At this point Intel is betting that anyone who's capable of doing large scale low level optimization will be designing their own hardware including the CPU so they'll better focus on high performance computing for the masses.
Interoperability with x86 big cores is also what intel wants because it means that the software can run on anything, even GPU based HPC efforts want X86 compatibility this is why AMD and Intel dragged NVIDIA to court a couple years back.
I don't know about that, but Intel are putting some effort into relevant libraries (typically free software, other than MKL, I'm pleased to say). An example is the small matrix multiplication library libxsmm, which is written up for Supercomputing 16 as referenced from the repo on github. ("Simple loops"...)
Having consistent instruction set with CPU doesn't help much. Learning new instruction doesn't takes that long as more recent instructions set all shares same ideas and don't really have quirks like in the old days.

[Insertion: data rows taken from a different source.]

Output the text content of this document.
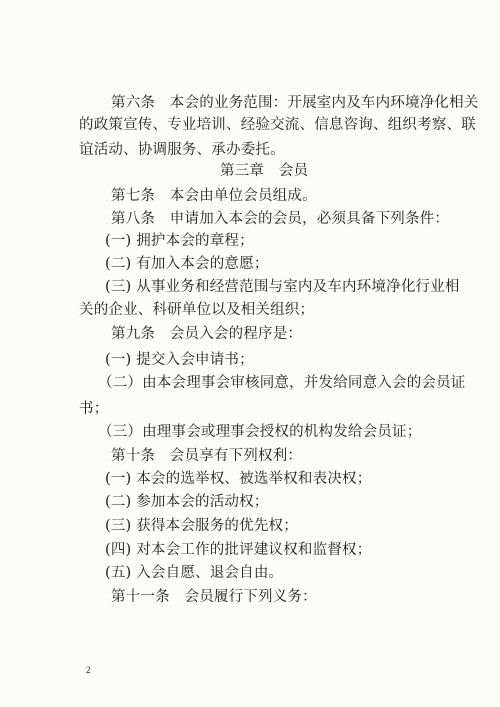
第六条　本会的业务范围：开展室内及车内环境净化相关
的政策宣传、专业培训、经验交流、信息咨询、组织考察、联
谊活动、协调服务、承办委托。
第三章　会员
第七条　本会由单位会员组成。
第八条　申请加入本会的会员，必须具备下列条件：
(一) 拥护本会的章程；
(二) 有加入本会的意愿；
(三) 从事业务和经营范围与室内及车内环境净化行业相
关的企业、科研单位以及相关组织；
第九条　会员入会的程序是：
(一) 提交入会申请书；
（二）由本会理事会审核同意，并发给同意入会的会员证
书；
（三）由理事会或理事会授权的机构发给会员证；
第十条　会员享有下列权利：
(一) 本会的选举权、被选举权和表决权；
(二) 参加本会的活动权；
(三) 获得本会服务的优先权；
(四) 对本会工作的批评建议权和监督权；
(五) 入会自愿、退会自由。
第十一条　会员履行下列义务：
2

When you go hand-optimizing, you want to squeeze the last bit of performance. And that (currently) is very CPU-specific. Because all CPUs have different cache/memory system, instruction latency, and pipeline structure. When I was doing low-level work (for video processing), a lot of time I has to strike a balance across various microarchicture. Some more extreme people (including the code by Intel ICC) target each CPU model specifically.

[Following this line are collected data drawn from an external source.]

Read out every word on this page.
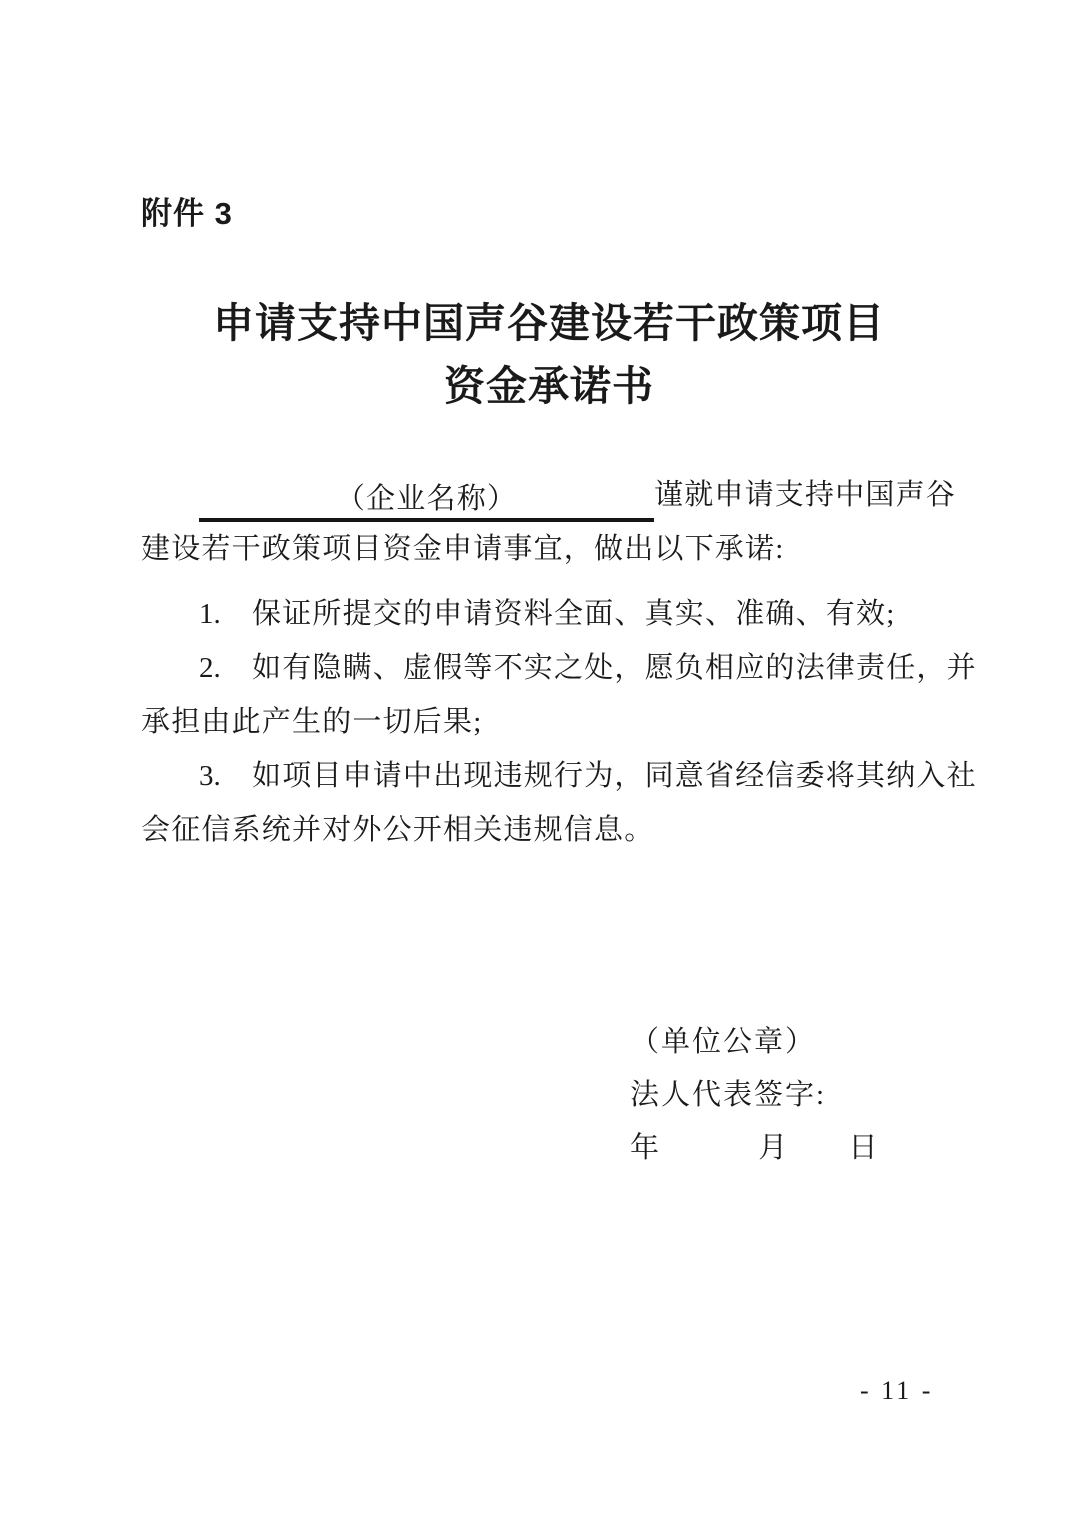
附件 3
申请支持中国声谷建设若干政策项目
资金承诺书

（企业名称）	谨就申请支持中国声谷

建设若干政策项目资金申请事宜，做出以下承诺:

1. 保证所提交的申请资料全面、真实、准确、有效;

2. 如有隐瞒、虚假等不实之处，愿负相应的法律责任，并

承担由此产生的一切后果;

3. 如项目申请中出现违规行为，同意省经信委将其纳入社

会征信系统并对外公开相关违规信息。

（单位公章）

法人代表签字:

年	月 日

- 11 -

Because the MIC has vastly different architecture, the resulting hand-optimized code will be vastly different. You still need to learn both of them anyway.
It doesn't seem like a particularly bad approach. I would guess that most developers don't have the skills (or time, for that matter) to be able to efficiently write code at the hand optimisation level.
Abstracting this away to the compiler is a safe bet, and developers will soon learn ways to at least generally optimise the code for the compiler, much like people have already learned to optimise code for javac, v8, etc.
Those two, I think, go hand in hand: the point is not using unused execution resources with the additional hyperthreads (thus the decode limitation), but using the other threads to fill the pipeline bubbles created by the higher latency instructions, a-la barrel processor.
edit: this of course works as KNL is aimed at throughput jobs, not anything latency sensitive.